往々にして、こういう人は自分軸がないので、周りに振り回されがちですね…学生時点では、自分なりの価値観やビジョン等、譲れない軸が曖昧でも構わないですが卒業までには明確にしたいですね。

3.自己過小評価パターン

「自分はだめなやつだ」「自分は●●ができていない」等、自分を過小評価してしまうことからはじまって、結果的に「自分はこの職場から必要されていない」とメンタル的にまいってしまうのがこのパターンですね。勿論このケースは職場・上司のサポート不足も起因してますが、本人特性も大いに影響してきます。

自分に自信がない学生、弱みに着目しがちなが学生は要注意です。起きている事象を客観的に捉えられる力が養うことが大切です。

4.業務負荷蓄積パターン

これは組織が、個々に過度な負荷をかけているケースです。「過度な業務量」「無謀な目標プレッシャー」等々があげられます。理不尽さは組織につきものなので仕方がないという捉え方や、厳しい負荷を乗り越えた新卒時代のおかげで成長できたという事例もありますが…明らかに行き過ぎているなというケースも往々にして存在します。
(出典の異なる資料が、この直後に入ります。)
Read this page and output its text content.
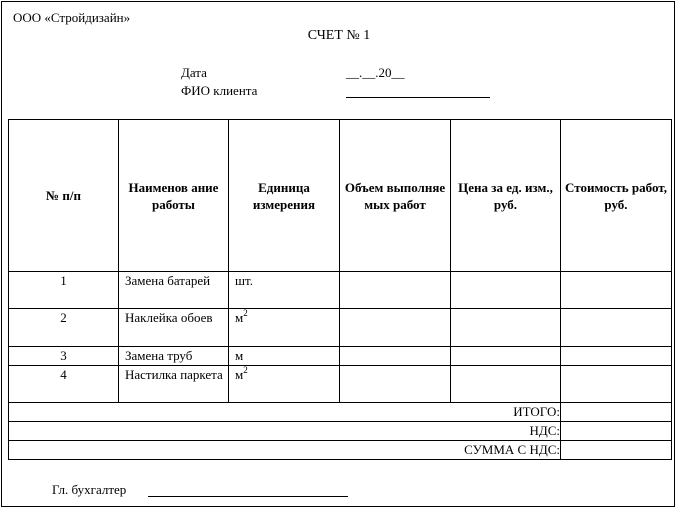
ООО «Стройдизайн»
СЧЕТ № 1
Дата	__.__.20__
ФИО клиента
№ п/п	Наименов ание работы	Единица измерения	Объем выполняе мых работ	Цена за ед. изм., руб.	Стоимость работ, руб.
1	Замена батарей	шт.			
2	Наклейка обоев	$м^2$			
3	Замена труб	м			
4	Настилка паркета	$м^2$			
ИТОГО:					
НДС:					
СУММА С НДС:					
Гл. бухгалтер
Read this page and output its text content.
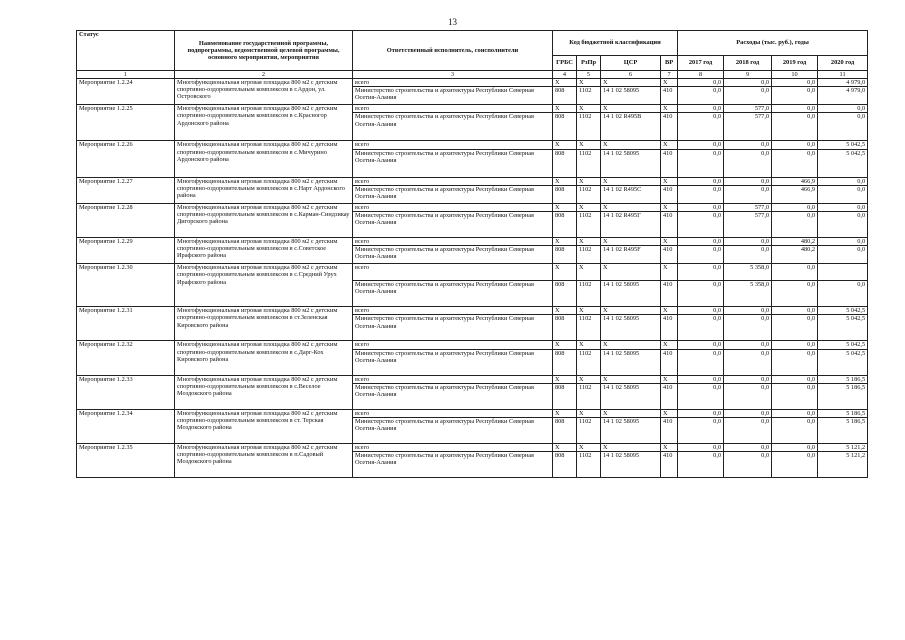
13
Статус	Наименование государственной программы, подпрограммы, ведомственной целевой программы, основного мероприятия, мероприятия	Ответственный исполнитель, соисполнители	Код бюджетной классификации				Расходы (тыс. руб.), годы			
			ГРБС	РзПр	ЦСР	ВР	2017 год	2018 год	2019 год	2020 год
1	2	3	4	5	6	7	8	9	10	11
Мероприятие 1.2.24	Многофункциональная игровая площадка 800 м2 с детским спортивно-оздоровительным комплексом в г.Ардон, ул. Островского	всего	Х	Х	Х	Х	0,0	0,0	0,0	4 979,0
		Министерство строительства и архитектуры Республики Северная Осетия-Алания	808	1102	14 1 02 58095	410	0,0	0,0	0,0	4 979,0
Мероприятие 1.2.25	Многофункциональная игровая площадка 800 м2 с детским спортивно-оздоровительным комплексом в с.Красногор Ардонского района	всего	Х	Х	Х	Х	0,0	577,0	0,0	0,0
		Министерство строительства и архитектуры Республики Северная Осетия-Алания	808	1102	14 1 02 R495В	410	0,0	577,0	0,0	0,0
Мероприятие 1.2.26	Многофункциональная игровая площадка 800 м2 с детским спортивно-оздоровительным комплексом в с.Мичурино Ардонского района	всего	Х	Х	Х	Х	0,0	0,0	0,0	5 042,5
		Министерство строительства и архитектуры Республики Северная Осетия-Алания	808	1102	14 1 02 58095	410	0,0	0,0	0,0	5 042,5
Мероприятие 1.2.27	Многофункциональная игровая площадка 800 м2 с детским спортивно-оздоровительным комплексом в с.Нарт Ардонского района	всего	Х	Х	Х	Х	0,0	0,0	466,9	0,0
		Министерство строительства и архитектуры Республики Северная Осетия-Алания	808	1102	14 1 02 R495С	410	0,0	0,0	466,9	0,0
Мероприятие 1.2.28	Многофункциональная игровая площадка 800 м2 с детским спортивно-оздоровительным комплексом в с.Карман-Синдзикау Дигорского района	всего	Х	Х	Х	Х	0,0	577,0	0,0	0,0
		Министерство строительства и архитектуры Республики Северная Осетия-Алания	808	1102	14 1 02 R495Г	410	0,0	577,0	0,0	0,0
Мероприятие 1.2.29	Многофункциональная игровая площадка 800 м2 с детским спортивно-оздоровительным комплексом в с.Советское Ирафского района	всего	Х	Х	Х	Х	0,0	0,0	480,2	0,0
		Министерство строительства и архитектуры Республики Северная Осетия-Алания	808	1102	14 1 02 R495F	410	0,0	0,0	480,2	0,0
Мероприятие 1.2.30	Многофункциональная игровая площадка 800 м2 с детским спортивно-оздоровительным комплексом в с.Средний Урух Ирафского района	всего	Х	Х	Х	Х	0,0	5 358,0	0,0	
		Министерство строительства и архитектуры Республики Северная Осетия-Алания	808	1102	14 1 02 58095	410	0,0	5 358,0	0,0	0,0
Мероприятие 1.2.31	Многофункциональная игровая площадка 800 м2 с детским спортивно-оздоровительным комплексом в ст.Зеленская Кировского района	всего	Х	Х	Х	Х	0,0	0,0	0,0	5 042,5
		Министерство строительства и архитектуры Республики Северная Осетия-Алания	808	1102	14 1 02 58095	410	0,0	0,0	0,0	5 042,5
Мероприятие 1.2.32	Многофункциональная игровая площадка 800 м2 с детским спортивно-оздоровительным комплексом в с.Дарг-Кох Кировского района	всего	Х	Х	Х	Х	0,0	0,0	0,0	5 042,5
		Министерство строительства и архитектуры Республики Северная Осетия-Алания	808	1102	14 1 02 58095	410	0,0	0,0	0,0	5 042,5
Мероприятие 1.2.33	Многофункциональная игровая площадка 800 м2 с детским спортивно-оздоровительным комплексом в с.Веселое Моздокского района	всего	Х	Х	Х	Х	0,0	0,0	0,0	5 186,5
		Министерство строительства и архитектуры Республики Северная Осетия-Алания	808	1102	14 1 02 58095	410	0,0	0,0	0,0	5 186,5
Мероприятие 1.2.34	Многофункциональная игровая площадка 800 м2 с детским спортивно-оздоровительным комплексом в ст. Терская Моздокского района	всего	Х	Х	Х	Х	0,0	0,0	0,0	5 186,5
		Министерство строительства и архитектуры Республики Северная Осетия-Алания	808	1102	14 1 02 58095	410	0,0	0,0	0,0	5 186,5
Мероприятие 1.2.35	Многофункциональная игровая площадка 800 м2 с детским спортивно-оздоровительным комплексом в п.Садовый Моздокского района	всего	Х	Х	Х	Х	0,0	0,0	0,0	5 121,2
		Министерство строительства и архитектуры Республики Северная Осетия-Алания	808	1102	14 1 02 58095	410	0,0	0,0	0,0	5 121,2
だからこそ、企業を見極める目は養いたいですね。例えば、企業規模にそぐわない新卒社員を採用しようとしている会社は、ある程度辞める人数も想定して採用しているので要注意です。

5.育成力不足上司パターン

育成のできない上司・先輩は多く存在します。目の前のことに追われて放置する上司、意図を伝えずに仕事を渡す上司、無駄に威圧的な上司等々、業務のプロではあっても、育成のプロではない上司が多く存在するのは事実です。

ここは運もありますが、準備できるとすれば、上司に可愛がられるコミュニケーションをとる術を磨いておくしかないですね。本人が嫌われてしまう態度をとっているというパターンも往々にしてあったりするので…

おわりに

代表的な5つをあげましたが、魅力のない組織運営をする経営者への不信感がたまるパターンや、希望の大手企業に入社できても希望しない配属で悩むパターン等様々な離職理由もあります。社会人の土台をつくる3年をどのように過ごすのかは、その後の社会人人生に大きく影響を及ぼします。

単純に「離職率が高いからブラック」「離職率が低いからいい会社」という表層的な一面だけではなく、多面的に業界や企業を理解することもそうですし、就職先を選択するための自分軸を創ることも重要です。